There’s been a lot of discussion on the subject of Strategic Default over the last year or so, with no shortage of passionate viewpoints. It’s a favorite topic in all forms of media. The last time we posted an article on this subject (Feb ’10) it created a virtual firestorm of response.
Ethical and legal arguments aside, it’s always been our opinion that the most practical solution to this issue is for lenders to reduce principal loan amounts. If you can make payments on a $350K loan but the home is only worth $200K, then does it make sense for your lender to reduce your principal to match the fair market value of your home? Yes, and here’s why:
- If you don’t have a “hardship,” you only have two options: take your lumps or walk away. You don’t qualify for a loan modification or a short sale.
- You likely chose your home for the lifestyle it offered, rather than as an investment. You would be content to stay if you didn’t feel like the value was a total loss.
- Lenders (and their investors) prefer performing loans to non-performing loans, and it’s well-documented how costly walk-away defaults are for lenders.

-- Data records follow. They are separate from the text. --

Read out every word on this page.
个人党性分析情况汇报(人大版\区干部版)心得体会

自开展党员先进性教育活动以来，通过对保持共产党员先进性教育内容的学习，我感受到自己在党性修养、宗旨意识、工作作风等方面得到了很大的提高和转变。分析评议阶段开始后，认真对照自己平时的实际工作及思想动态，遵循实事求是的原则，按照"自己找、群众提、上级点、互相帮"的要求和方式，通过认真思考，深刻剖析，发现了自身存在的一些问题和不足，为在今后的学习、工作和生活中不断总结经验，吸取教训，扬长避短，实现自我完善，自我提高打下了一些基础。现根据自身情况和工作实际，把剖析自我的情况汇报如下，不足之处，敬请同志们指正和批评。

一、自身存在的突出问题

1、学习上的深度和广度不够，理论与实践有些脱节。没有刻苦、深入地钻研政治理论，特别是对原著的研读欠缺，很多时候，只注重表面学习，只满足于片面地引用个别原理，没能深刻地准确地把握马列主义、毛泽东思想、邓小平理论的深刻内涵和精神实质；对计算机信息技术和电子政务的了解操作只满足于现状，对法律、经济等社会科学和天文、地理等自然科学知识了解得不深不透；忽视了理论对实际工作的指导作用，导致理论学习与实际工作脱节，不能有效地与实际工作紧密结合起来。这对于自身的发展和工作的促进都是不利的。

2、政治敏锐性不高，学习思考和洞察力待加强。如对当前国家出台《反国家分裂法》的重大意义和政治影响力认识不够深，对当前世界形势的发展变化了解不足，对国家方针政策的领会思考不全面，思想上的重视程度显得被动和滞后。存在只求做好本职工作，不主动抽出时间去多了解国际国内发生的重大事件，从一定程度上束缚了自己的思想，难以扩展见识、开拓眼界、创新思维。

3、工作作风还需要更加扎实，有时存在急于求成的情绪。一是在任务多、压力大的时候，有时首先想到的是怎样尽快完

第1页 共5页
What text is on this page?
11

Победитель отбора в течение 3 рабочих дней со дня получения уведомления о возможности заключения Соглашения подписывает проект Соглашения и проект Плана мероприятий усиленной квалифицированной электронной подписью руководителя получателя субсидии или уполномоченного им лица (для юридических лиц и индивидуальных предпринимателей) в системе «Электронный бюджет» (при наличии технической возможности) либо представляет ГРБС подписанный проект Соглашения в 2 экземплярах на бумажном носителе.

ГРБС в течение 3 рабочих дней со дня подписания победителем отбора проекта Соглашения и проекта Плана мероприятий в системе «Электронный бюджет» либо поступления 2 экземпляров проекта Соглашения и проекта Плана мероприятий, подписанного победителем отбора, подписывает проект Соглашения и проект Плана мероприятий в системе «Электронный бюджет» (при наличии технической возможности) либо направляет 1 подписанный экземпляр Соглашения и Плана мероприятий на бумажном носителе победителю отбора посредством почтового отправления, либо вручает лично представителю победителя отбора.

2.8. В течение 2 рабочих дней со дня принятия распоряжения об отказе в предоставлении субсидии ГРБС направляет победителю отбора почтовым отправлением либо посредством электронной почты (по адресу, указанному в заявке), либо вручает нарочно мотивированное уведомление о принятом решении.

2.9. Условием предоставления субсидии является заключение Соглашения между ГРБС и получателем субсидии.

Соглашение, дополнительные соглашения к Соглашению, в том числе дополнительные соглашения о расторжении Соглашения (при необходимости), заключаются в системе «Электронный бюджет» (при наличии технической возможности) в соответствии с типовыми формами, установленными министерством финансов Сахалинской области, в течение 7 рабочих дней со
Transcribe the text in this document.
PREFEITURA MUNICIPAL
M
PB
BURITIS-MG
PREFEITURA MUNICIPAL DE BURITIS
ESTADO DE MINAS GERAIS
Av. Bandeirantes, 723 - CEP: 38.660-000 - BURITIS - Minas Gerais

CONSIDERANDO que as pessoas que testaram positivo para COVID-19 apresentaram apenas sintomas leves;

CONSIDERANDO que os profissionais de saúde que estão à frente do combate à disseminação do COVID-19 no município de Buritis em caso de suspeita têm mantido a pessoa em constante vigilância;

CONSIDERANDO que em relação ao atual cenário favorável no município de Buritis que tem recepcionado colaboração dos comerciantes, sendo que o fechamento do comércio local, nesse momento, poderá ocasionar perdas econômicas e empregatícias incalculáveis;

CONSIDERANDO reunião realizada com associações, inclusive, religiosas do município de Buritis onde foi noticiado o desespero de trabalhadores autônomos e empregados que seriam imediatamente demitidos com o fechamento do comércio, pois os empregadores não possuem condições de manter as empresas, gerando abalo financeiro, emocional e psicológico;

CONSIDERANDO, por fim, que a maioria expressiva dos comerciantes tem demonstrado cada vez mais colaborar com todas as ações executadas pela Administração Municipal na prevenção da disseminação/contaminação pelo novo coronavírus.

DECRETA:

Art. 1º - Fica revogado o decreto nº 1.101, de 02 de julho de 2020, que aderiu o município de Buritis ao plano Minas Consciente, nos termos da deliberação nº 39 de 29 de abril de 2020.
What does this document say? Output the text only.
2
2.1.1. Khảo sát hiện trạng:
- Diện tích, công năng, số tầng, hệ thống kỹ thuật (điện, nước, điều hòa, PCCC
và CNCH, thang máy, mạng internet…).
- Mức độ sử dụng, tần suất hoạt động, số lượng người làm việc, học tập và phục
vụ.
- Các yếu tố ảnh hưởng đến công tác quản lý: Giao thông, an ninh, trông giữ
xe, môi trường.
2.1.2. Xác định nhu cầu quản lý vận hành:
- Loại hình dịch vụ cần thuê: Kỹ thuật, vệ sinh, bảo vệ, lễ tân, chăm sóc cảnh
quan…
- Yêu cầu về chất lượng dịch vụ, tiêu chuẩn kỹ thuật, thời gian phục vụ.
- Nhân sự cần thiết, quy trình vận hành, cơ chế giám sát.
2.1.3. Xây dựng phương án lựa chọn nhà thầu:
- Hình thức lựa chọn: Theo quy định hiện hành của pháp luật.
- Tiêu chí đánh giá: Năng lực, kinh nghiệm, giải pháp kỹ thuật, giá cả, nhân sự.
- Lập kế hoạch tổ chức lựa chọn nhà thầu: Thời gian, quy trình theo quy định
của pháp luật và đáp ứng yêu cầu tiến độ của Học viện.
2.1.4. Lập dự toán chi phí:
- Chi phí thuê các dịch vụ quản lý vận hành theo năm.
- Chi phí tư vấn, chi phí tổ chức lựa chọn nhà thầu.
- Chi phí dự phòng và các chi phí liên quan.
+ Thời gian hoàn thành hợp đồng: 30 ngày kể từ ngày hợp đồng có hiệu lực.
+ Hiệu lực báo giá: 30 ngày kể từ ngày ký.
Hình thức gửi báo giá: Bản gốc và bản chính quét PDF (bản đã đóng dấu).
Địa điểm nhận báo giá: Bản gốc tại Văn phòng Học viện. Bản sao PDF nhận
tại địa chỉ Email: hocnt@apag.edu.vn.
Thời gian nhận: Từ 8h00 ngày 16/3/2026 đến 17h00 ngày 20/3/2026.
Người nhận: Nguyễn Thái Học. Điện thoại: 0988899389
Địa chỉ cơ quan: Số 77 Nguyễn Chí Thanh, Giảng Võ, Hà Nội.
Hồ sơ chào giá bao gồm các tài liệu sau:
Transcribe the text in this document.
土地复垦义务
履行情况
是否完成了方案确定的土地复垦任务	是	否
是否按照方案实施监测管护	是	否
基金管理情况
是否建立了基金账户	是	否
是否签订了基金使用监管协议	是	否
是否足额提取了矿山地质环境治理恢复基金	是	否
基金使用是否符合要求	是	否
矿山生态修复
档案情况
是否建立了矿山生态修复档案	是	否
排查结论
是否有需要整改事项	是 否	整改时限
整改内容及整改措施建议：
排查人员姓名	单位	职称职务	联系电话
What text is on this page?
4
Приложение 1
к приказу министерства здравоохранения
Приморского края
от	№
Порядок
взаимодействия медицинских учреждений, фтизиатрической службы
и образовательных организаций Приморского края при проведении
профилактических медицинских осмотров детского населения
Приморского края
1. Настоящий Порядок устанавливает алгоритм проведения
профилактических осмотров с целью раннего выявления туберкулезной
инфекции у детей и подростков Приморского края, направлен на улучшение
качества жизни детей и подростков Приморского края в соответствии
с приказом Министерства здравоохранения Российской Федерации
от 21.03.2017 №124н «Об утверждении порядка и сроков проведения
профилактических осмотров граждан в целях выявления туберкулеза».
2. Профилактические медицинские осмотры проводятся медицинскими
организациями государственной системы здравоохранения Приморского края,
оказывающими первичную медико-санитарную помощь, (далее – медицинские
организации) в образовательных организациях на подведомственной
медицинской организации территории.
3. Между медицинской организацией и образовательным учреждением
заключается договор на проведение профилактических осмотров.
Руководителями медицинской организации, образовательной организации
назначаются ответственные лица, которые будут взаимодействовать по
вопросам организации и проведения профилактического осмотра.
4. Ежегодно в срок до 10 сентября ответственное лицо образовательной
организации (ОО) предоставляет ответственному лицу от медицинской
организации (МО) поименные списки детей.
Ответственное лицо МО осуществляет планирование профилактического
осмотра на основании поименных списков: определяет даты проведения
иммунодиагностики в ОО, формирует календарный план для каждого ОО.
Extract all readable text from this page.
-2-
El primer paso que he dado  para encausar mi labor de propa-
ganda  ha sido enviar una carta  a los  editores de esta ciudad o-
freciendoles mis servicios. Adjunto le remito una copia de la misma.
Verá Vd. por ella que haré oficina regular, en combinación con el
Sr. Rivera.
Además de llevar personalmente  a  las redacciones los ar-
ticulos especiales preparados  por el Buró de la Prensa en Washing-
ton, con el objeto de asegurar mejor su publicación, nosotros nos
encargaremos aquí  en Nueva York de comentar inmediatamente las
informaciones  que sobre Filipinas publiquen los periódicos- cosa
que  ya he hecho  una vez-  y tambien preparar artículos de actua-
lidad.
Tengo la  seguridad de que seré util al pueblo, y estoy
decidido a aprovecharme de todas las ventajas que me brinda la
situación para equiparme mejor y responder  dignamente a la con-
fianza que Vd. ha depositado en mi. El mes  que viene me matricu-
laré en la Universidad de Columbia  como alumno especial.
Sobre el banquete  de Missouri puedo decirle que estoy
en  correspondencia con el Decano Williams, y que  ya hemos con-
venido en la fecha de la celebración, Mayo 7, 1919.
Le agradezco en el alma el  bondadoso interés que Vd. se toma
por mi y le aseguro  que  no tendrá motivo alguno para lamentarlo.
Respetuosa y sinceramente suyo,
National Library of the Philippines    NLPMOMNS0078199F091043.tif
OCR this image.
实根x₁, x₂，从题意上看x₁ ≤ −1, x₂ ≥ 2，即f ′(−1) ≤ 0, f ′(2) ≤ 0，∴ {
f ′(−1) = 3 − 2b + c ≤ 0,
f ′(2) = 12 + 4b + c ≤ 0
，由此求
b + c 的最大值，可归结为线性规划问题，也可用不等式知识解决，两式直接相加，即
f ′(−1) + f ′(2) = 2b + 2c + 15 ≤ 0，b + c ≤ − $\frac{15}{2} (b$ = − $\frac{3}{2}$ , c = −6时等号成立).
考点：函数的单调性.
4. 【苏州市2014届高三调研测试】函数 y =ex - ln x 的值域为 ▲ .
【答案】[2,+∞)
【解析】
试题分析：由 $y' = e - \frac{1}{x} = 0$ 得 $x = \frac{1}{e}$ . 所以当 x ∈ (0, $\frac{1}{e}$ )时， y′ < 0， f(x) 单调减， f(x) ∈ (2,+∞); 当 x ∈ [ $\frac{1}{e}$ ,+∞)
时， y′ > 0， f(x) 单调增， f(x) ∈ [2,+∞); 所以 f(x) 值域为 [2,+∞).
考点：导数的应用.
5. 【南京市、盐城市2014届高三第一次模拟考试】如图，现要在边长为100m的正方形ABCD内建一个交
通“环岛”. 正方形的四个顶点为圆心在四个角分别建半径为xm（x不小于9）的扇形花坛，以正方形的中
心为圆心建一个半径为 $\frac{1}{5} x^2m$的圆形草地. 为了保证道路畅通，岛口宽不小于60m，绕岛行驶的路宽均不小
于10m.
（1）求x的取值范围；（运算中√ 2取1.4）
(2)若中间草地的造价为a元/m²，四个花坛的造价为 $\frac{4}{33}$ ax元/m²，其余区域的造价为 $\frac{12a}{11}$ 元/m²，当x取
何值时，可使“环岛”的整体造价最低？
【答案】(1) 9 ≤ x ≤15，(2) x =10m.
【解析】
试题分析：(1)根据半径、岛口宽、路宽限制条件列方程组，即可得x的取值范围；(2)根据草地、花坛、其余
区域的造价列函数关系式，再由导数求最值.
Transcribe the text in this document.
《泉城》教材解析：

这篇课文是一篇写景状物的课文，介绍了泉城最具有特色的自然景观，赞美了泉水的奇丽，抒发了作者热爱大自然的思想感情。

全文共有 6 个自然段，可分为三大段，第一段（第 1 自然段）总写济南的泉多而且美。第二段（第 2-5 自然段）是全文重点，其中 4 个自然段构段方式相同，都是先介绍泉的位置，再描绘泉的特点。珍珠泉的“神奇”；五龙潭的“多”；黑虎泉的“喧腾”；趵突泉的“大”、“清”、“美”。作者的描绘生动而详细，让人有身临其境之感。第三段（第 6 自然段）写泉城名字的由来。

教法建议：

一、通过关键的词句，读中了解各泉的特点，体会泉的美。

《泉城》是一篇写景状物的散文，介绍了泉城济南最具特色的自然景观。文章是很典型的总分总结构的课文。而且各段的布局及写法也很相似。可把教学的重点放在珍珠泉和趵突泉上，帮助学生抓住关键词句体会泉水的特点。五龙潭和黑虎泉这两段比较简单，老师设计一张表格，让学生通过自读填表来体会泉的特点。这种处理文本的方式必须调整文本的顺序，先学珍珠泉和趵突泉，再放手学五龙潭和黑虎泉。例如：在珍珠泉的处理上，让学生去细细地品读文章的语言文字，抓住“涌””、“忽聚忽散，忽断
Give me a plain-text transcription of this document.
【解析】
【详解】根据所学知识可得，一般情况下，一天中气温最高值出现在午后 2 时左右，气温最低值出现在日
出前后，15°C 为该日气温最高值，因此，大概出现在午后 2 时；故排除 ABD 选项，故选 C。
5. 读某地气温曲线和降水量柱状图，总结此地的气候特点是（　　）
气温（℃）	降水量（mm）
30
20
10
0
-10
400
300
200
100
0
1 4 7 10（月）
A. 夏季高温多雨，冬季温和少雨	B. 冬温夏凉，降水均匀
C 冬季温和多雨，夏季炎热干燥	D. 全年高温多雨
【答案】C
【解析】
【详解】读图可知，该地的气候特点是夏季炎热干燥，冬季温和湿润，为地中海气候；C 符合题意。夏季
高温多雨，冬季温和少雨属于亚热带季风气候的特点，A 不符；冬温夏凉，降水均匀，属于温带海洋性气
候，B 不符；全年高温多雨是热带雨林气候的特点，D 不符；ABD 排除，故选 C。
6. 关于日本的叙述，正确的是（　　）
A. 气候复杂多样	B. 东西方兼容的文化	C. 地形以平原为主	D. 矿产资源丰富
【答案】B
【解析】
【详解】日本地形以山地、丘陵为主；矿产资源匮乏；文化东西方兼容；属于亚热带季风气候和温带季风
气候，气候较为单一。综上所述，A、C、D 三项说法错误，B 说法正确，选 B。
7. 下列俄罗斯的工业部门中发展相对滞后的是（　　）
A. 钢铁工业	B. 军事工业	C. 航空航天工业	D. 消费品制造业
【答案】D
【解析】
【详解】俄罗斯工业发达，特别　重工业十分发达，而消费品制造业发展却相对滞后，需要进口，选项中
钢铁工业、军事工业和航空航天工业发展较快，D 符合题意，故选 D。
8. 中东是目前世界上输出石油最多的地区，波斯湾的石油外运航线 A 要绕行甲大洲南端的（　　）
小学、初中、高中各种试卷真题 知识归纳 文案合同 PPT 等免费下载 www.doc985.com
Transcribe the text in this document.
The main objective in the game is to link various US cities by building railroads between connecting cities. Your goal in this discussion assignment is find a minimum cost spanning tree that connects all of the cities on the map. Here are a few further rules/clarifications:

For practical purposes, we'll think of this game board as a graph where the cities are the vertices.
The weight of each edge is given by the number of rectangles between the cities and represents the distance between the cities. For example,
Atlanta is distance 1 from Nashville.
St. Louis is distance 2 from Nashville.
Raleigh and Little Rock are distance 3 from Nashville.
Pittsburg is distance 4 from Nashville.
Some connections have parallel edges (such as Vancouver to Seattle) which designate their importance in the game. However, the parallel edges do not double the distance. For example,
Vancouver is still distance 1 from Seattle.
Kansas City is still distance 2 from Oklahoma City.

- Governments like performing loans, too, but their solutions aren’t working.
A principal reduction modification could even be an equity-share agreement. The borrower agrees to share any equity growth with the lender at the time of sale. It’s a no-lose proposition. Sound improbable? Well, it’s already happening.
A close friend very recently received such an offer. It came in an overnight express package directly from the lender, a major bank, with a no-strings offer to reduce the principal loan balance by a substantial amount. After a lot of “must be a scam” follow-up, it turned out to be legit. Now the loan balance is lower than, or near market value. The borrower can consider new options: stay and make improvements, or even sell without a loss.
The property in question had lost over 35% value since purchase, and was worth considerably less than the loan balance. The payments were much higher than comparable rent. Numerous attempts at loan modification failed because there was no hardship. The borrower could still easily afford the payments, and loved the house, but was seriously considering walking away. Seemed like a sound business decision. Nonetheless, they continued to stick it out. After about a year, a new lender acquired the loan, and almost immediately they offered the principal reduction.
Some suggest that there is no such thing as “doing the right thing.” Compared to what? Nevertheless, my friend was rewarded for being faithful and credible. Everybody wins. No legal consequences, no ethical dilemma, lifestyle intact, the loan doesn’t default and the bank doesn’t have to dig the occupants out.
There are some prerequisites to qualify for this offer. I can’t verify this, but from what I understand you have to be current with your payments and it applies only for purchase money, not cash-out refi’s.
This is definitely more the exception than the rule, at least so far, but I expect we’ll see more of this. There is hope for those you who are hanging in there, and there is still some good old-fashioned common sense afoot in the land of “I, me-me, mine.”